OSAKA – The Osaka District Court on Friday dismissed a request by a resident to halt two reactors at the Takahama nuclear power plant in Fukui Prefecture because they might be attacked by North Korean missiles.
While noting that North Korea is developing missiles that put Japan at risk, the presiding Judge Junko Mori of the Osaka District Court said it is uncertain North Korea will actually target the two reactors at the plant run by Kansai Electric Power Co. as argued by the resident.
“The possibilities of whether an attack will be launched on Japan and, if so, whether that is going to be directed toward the Takahama plant, as well as whether the missiles will actually land on the facilities, are unclear,” the judge said.
The 82-year-old woman in Osaka Prefecture who sought the injunction said she is considering appealing the decision. Kansai Electric welcomed the decision and vowed to continue safe operations.
North Korea has repeatedly conducted nuclear weapons tests and launched ballistic missiles both toward the Sea of Japan and over Japan.

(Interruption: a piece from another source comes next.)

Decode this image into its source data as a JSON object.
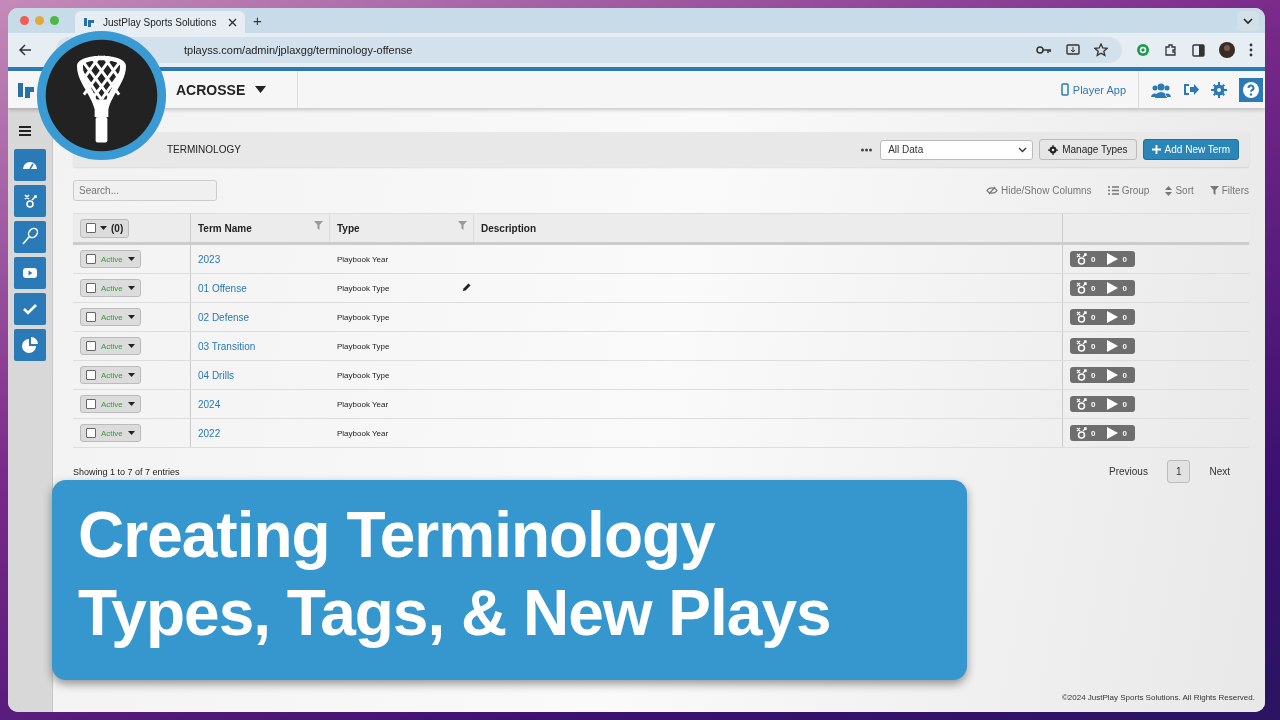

Many the lawsuits and injunction requests filed over reactor safety since the March 2011 triple core meltdown at Fukushima No. 1 power plant have focused on safety regulations and the risk posed by natural disasters.

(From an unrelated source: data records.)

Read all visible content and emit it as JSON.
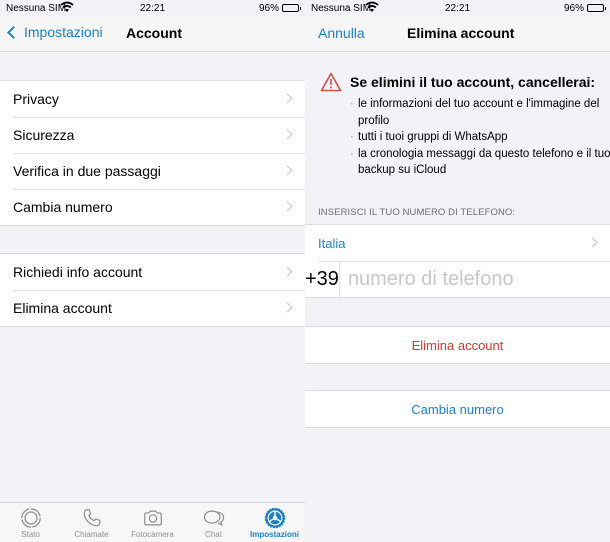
{
  "status_bar": {
    "carrier": "Nessuna SIM",
    "time": "22:21",
    "battery_percent": "96%"
  },
  "left_screen": {
    "nav": {
      "back_label": "Impostazioni",
      "title": "Account"
    },
    "groups": [
      {
        "items": [
          {
            "label": "Privacy"
          },
          {
            "label": "Sicurezza"
          },
          {
            "label": "Verifica in due passaggi"
          },
          {
            "label": "Cambia numero"
          }
        ]
      },
      {
        "items": [
          {
            "label": "Richiedi info account"
          },
          {
            "label": "Elimina account"
          }
        ]
      }
    ],
    "tabbar": {
      "tabs": [
        {
          "label": "Stato",
          "icon": "status-icon",
          "active": false
        },
        {
          "label": "Chiamate",
          "icon": "phone-icon",
          "active": false
        },
        {
          "label": "Fotocamera",
          "icon": "camera-icon",
          "active": false
        },
        {
          "label": "Chat",
          "icon": "chat-bubbles-icon",
          "active": false
        },
        {
          "label": "Impostazioni",
          "icon": "gear-icon",
          "active": true
        }
      ]
    }
  },
  "right_screen": {
    "nav": {
      "cancel_label": "Annulla",
      "title": "Elimina account"
    },
    "warning": {
      "icon": "warning-triangle-icon",
      "heading": "Se elimini il tuo account, cancellerai:",
      "bullets": [
        "le informazioni del tuo account e l'immagine del profilo",
        "tutti i tuoi gruppi di WhatsApp",
        "la cronologia messaggi da questo telefono e il tuo backup su iCloud"
      ]
    },
    "phone_section": {
      "label": "INSERISCI IL TUO NUMERO DI TELEFONO:",
      "country": "Italia",
      "prefix": "+39",
      "number_value": "",
      "number_placeholder": "numero di telefono"
    },
    "delete_button": "Elimina account",
    "change_number_button": "Cambia numero"
  },
  "colors": {
    "accent": "#1f80c6",
    "destructive": "#d03a2f",
    "background": "#f2f2f7"
  }
}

In Friday’s case, however, the woman argued that Japan’s missile defenses are insufficient to defend the power plants and that radiation contamination caused by a North Korean attack on the Takahama plant could “broadly” affect the region surrounding Osaka.
The woman lives in Takatsuki, which is within 80 km of the plant.
Kansai Electric insisted that there is no evidence that North Korea would target Japan’s nuclear reactors and that its missiles would not have the accuracy to hit specific facilities.
The Takahama plant has four reactors, but only Nos. 3 and 4 are running.
In a different case, the Otsu District Court issued an injunction in March 2016 compelling one of the Takahama reactors to be shut down and the other to remain idle due to safety concerns. But they were reactivated in May and June last year after the injunction was nullified by the Osaka High Court.